In North America, home ranges have been found to vary from 0.2 ha to 4,900 ha (½ to 12,000 A), but average about 40 ha (100 A) for females and about 60 ha (150 A) for males. The downpour-avoiding female in Tapanti was found to move more quickly and over shorter distances than a typical North American raccoon, and radio-collared raccoon at Manuel Antonio also had somewhat smaller ranges, averaging 28 ha (79 A) for males and 15 ha (37 A) for females. The home ranges of males overlap those of one or more females, but not those of other adult males.

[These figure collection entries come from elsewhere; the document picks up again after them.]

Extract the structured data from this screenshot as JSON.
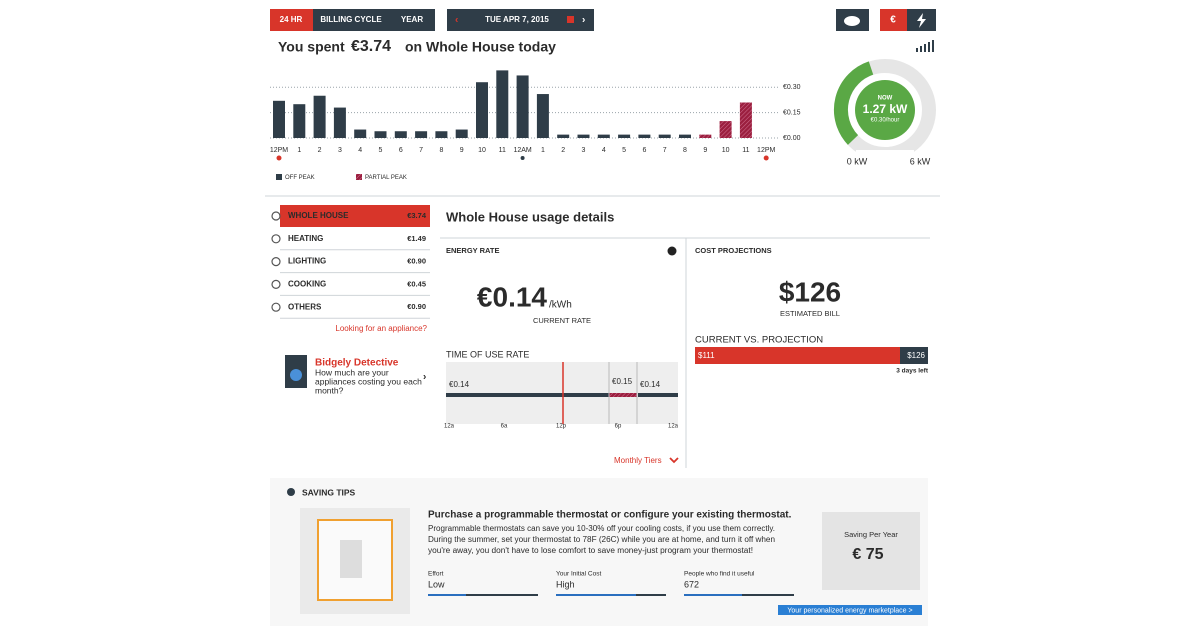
{
  "top_bar": {
    "tabs": [
      "24 HR",
      "BILLING CYCLE",
      "YEAR"
    ],
    "date": "TUE APR 7, 2015"
  },
  "summary": {
    "prefix": "You spent",
    "amount": "€3.74",
    "suffix": "on Whole House today"
  },
  "chart_data": {
    "type": "bar",
    "categories": [
      "12PM",
      "1",
      "2",
      "3",
      "4",
      "5",
      "6",
      "7",
      "8",
      "9",
      "10",
      "11",
      "12AM",
      "1",
      "2",
      "3",
      "4",
      "5",
      "6",
      "7",
      "8",
      "9",
      "10",
      "11",
      "12PM"
    ],
    "series": [
      {
        "name": "OFF PEAK",
        "color": "#2f3d48",
        "values": [
          0.22,
          0.2,
          0.25,
          0.18,
          0.05,
          0.04,
          0.04,
          0.04,
          0.04,
          0.05,
          0.33,
          0.4,
          0.37,
          0.26,
          0.02,
          0.02,
          0.02,
          0.02,
          0.02,
          0.02,
          0.02,
          null,
          null,
          null,
          null
        ]
      },
      {
        "name": "PARTIAL PEAK",
        "color": "#9b1f3f",
        "values": [
          null,
          null,
          null,
          null,
          null,
          null,
          null,
          null,
          null,
          null,
          null,
          null,
          null,
          null,
          null,
          null,
          null,
          null,
          null,
          null,
          null,
          0.02,
          0.1,
          0.21,
          null
        ]
      }
    ],
    "ylim": [
      0,
      0.42
    ],
    "yticks": [
      {
        "value": 0,
        "label": "€0.00"
      },
      {
        "value": 0.15,
        "label": "€0.15"
      },
      {
        "value": 0.3,
        "label": "€0.30"
      }
    ],
    "grid": true
  },
  "gauge": {
    "status": "NOW",
    "reading": "1.27 kW",
    "cost": "€0.30/hour",
    "min_label": "0 kW",
    "max_label": "6 kW"
  },
  "sidebar": {
    "items": [
      {
        "label": "WHOLE HOUSE",
        "amount": "€3.74"
      },
      {
        "label": "HEATING",
        "amount": "€1.49"
      },
      {
        "label": "LIGHTING",
        "amount": "€0.90"
      },
      {
        "label": "COOKING",
        "amount": "€0.45"
      },
      {
        "label": "OTHERS",
        "amount": "€0.90"
      }
    ],
    "link": "Looking for an appliance?",
    "detective": {
      "title": "Bidgely Detective",
      "lines": [
        "How much are your",
        "appliances costing you each",
        "month?"
      ]
    }
  },
  "details": {
    "title": "Whole House usage details",
    "energy_rate": {
      "heading": "ENERGY RATE",
      "value": "€0.14",
      "unit": "/kWh",
      "caption": "CURRENT RATE"
    },
    "time_of_use": {
      "heading": "TIME OF USE RATE",
      "rates": [
        "€0.14",
        "€0.15",
        "€0.14"
      ],
      "times": [
        "12a",
        "6a",
        "12p",
        "6p",
        "12a"
      ],
      "link": "Monthly Tiers"
    },
    "cost_projections": {
      "heading": "COST PROJECTIONS",
      "value": "$126",
      "caption": "ESTIMATED BILL",
      "comparison_heading": "CURRENT VS. PROJECTION",
      "current": "$111",
      "projection": "$126",
      "remaining": "3 days left"
    }
  },
  "saving_tips": {
    "heading": "SAVING TIPS",
    "tip_title": "Purchase a programmable thermostat or configure your existing thermostat.",
    "lines": [
      "Programmable thermostats can save you 10-30% off your cooling costs, if you use them correctly.",
      "During the summer, set your thermostat to 78F (26C) while you are at home, and turn it off when",
      "you're away, you don't have to lose comfort to save money-just program your thermostat!"
    ],
    "metrics": [
      {
        "label": "Effort",
        "value": "Low"
      },
      {
        "label": "Your Initial Cost",
        "value": "High"
      },
      {
        "label": "People who find it useful",
        "value": "672"
      }
    ],
    "saving_label": "Saving Per Year",
    "saving_value": "€ 75",
    "button": "Your personalized energy marketplace >"
  }
}
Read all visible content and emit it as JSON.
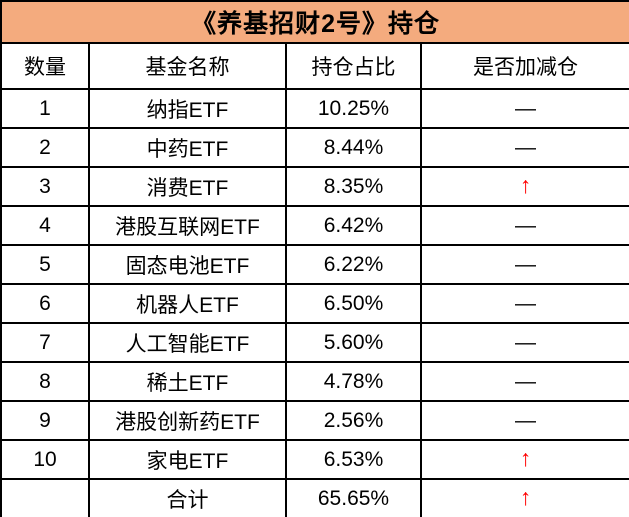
{
  "title": "《养基招财2号》持仓",
  "colors": {
    "title_bg": "#F4AB7E",
    "title_text": "#000000",
    "up_arrow": "#FF0000",
    "border": "#000000"
  },
  "icons": {
    "up_arrow_glyph": "↑",
    "no_change_glyph": "—"
  },
  "table": {
    "columns": [
      "数量",
      "基金名称",
      "持仓占比",
      "是否加减仓"
    ],
    "rows": [
      {
        "num": "1",
        "name": "纳指ETF",
        "pct": "10.25%",
        "action": "—"
      },
      {
        "num": "2",
        "name": "中药ETF",
        "pct": "8.44%",
        "action": "—"
      },
      {
        "num": "3",
        "name": "消费ETF",
        "pct": "8.35%",
        "action": "↑"
      },
      {
        "num": "4",
        "name": "港股互联网ETF",
        "pct": "6.42%",
        "action": "—"
      },
      {
        "num": "5",
        "name": "固态电池ETF",
        "pct": "6.22%",
        "action": "—"
      },
      {
        "num": "6",
        "name": "机器人ETF",
        "pct": "6.50%",
        "action": "—"
      },
      {
        "num": "7",
        "name": "人工智能ETF",
        "pct": "5.60%",
        "action": "—"
      },
      {
        "num": "8",
        "name": "稀土ETF",
        "pct": "4.78%",
        "action": "—"
      },
      {
        "num": "9",
        "name": "港股创新药ETF",
        "pct": "2.56%",
        "action": "—"
      },
      {
        "num": "10",
        "name": "家电ETF",
        "pct": "6.53%",
        "action": "↑"
      }
    ],
    "total_row": {
      "num": "",
      "name": "合计",
      "pct": "65.65%",
      "action": "↑"
    }
  }
}
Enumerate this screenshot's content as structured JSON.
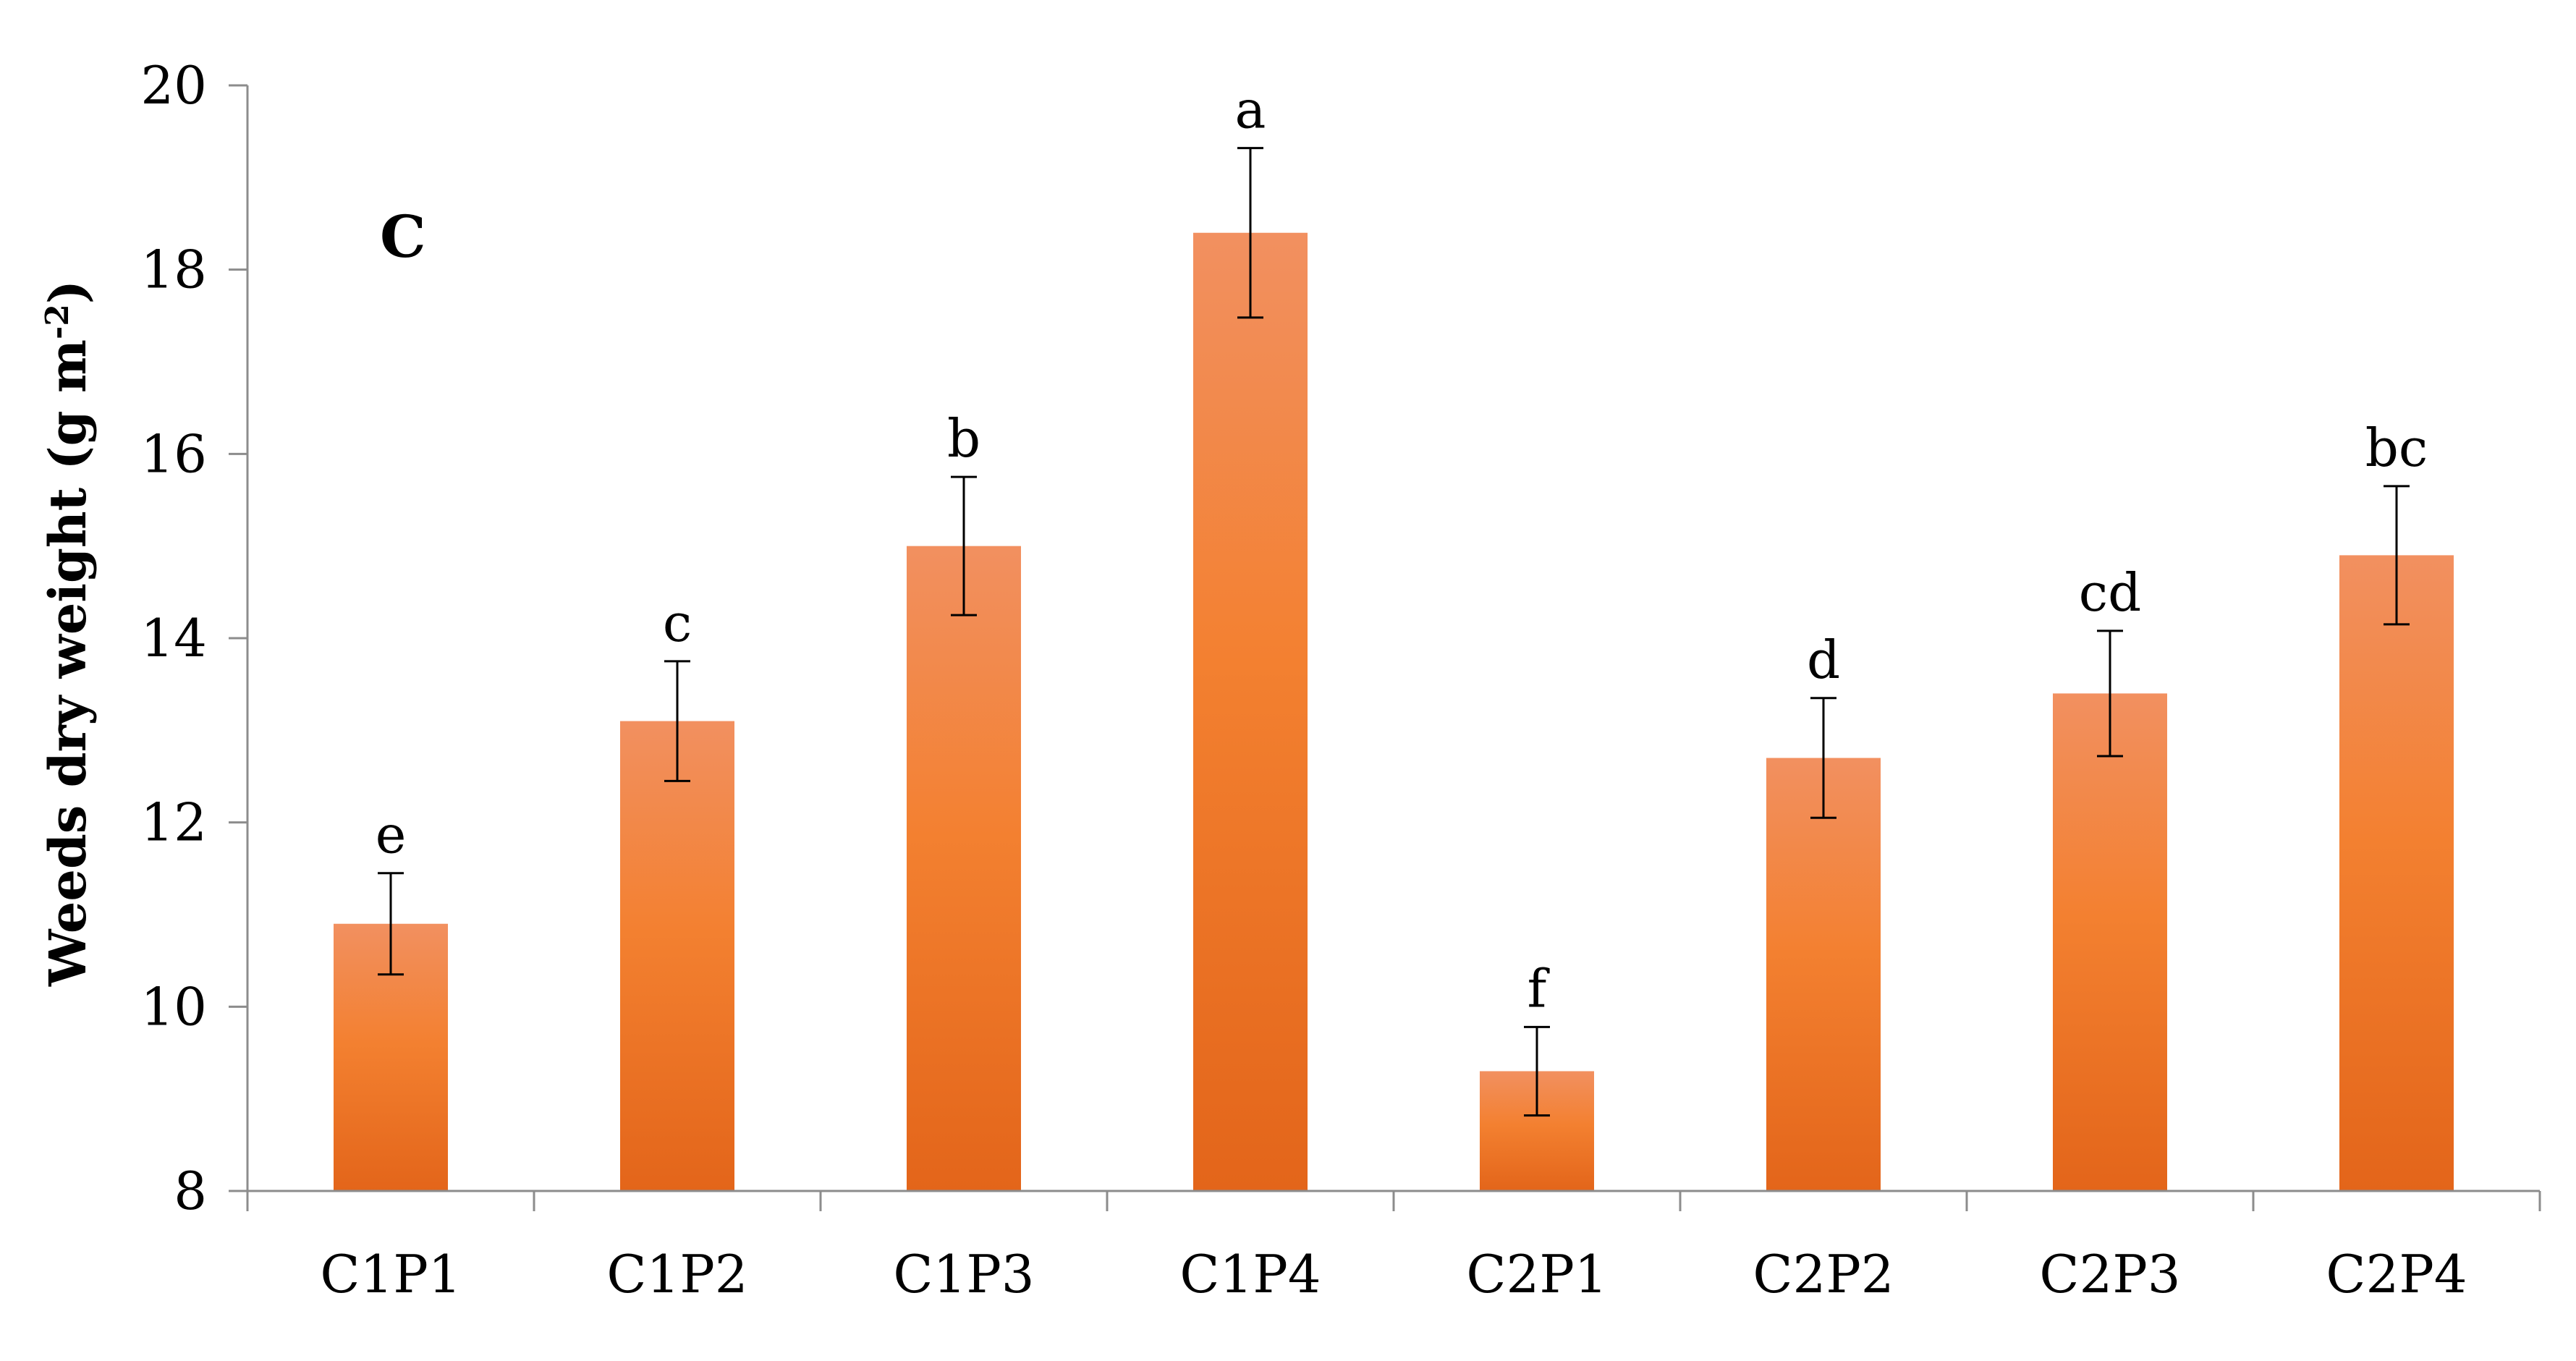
{
  "chart_data": {
    "type": "bar",
    "panel_label": "C",
    "ylabel": "Weeds dry weight (g m",
    "ylabel_superscript": "-2",
    "ylabel_suffix": ")",
    "xlabel": "",
    "ylim": [
      8,
      20
    ],
    "yticks": [
      8,
      10,
      12,
      14,
      16,
      18,
      20
    ],
    "grid": false,
    "categories": [
      "C1P1",
      "C1P2",
      "C1P3",
      "C1P4",
      "C2P1",
      "C2P2",
      "C2P3",
      "C2P4"
    ],
    "series": [
      {
        "values": [
          10.9,
          13.1,
          15.0,
          18.4,
          9.3,
          12.7,
          13.4,
          14.9
        ],
        "error": [
          0.55,
          0.65,
          0.75,
          0.92,
          0.48,
          0.65,
          0.68,
          0.75
        ],
        "significance": [
          "e",
          "c",
          "b",
          "a",
          "f",
          "d",
          "cd",
          "bc"
        ],
        "color": "#F07A2C"
      }
    ],
    "colors": {
      "bar_top": "#F29060",
      "bar_mid": "#F38030",
      "bar_bottom": "#E3651A",
      "axis": "#8C8C8C"
    }
  }
}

The home ranges of neighboring females, who are often related, can overlap extensively. During breeding season, a receptive female will allow a male to hang out and mate with her for up to a week or so before driving him away. A gestation period of about two months produces one to seven young. Males are not allowed near the young; they sometimes kill and eat them. Young nurse for two to four months. In North America, most leave their mothers at about nine months. Siblings may stay together for a few months after leaving their mothers. Females usually remain in their natal areas. Thus, mothers and daughters often use overlapping ranges, and some continue to associate with one another well into their adult lives. In one study, three generations of the same matriline reared litters simultaneously in the same brush pile. Adult males, on the other hand, disperse. Marked males have been recaptured as far as 275 km (170 mi) away from their birthplace. Raccoons become reproductively active at the age of one to two years. Northern raccoons can live 20 years in captivity, but seldom survive more than five in the wild.
Sounds: Yelps, hisses, and growls in antagonistic situations; whines and deep, bouncy churring sounds (somewhat resembling the call of a crake) made during peaceful social interactions, especially between mother and young.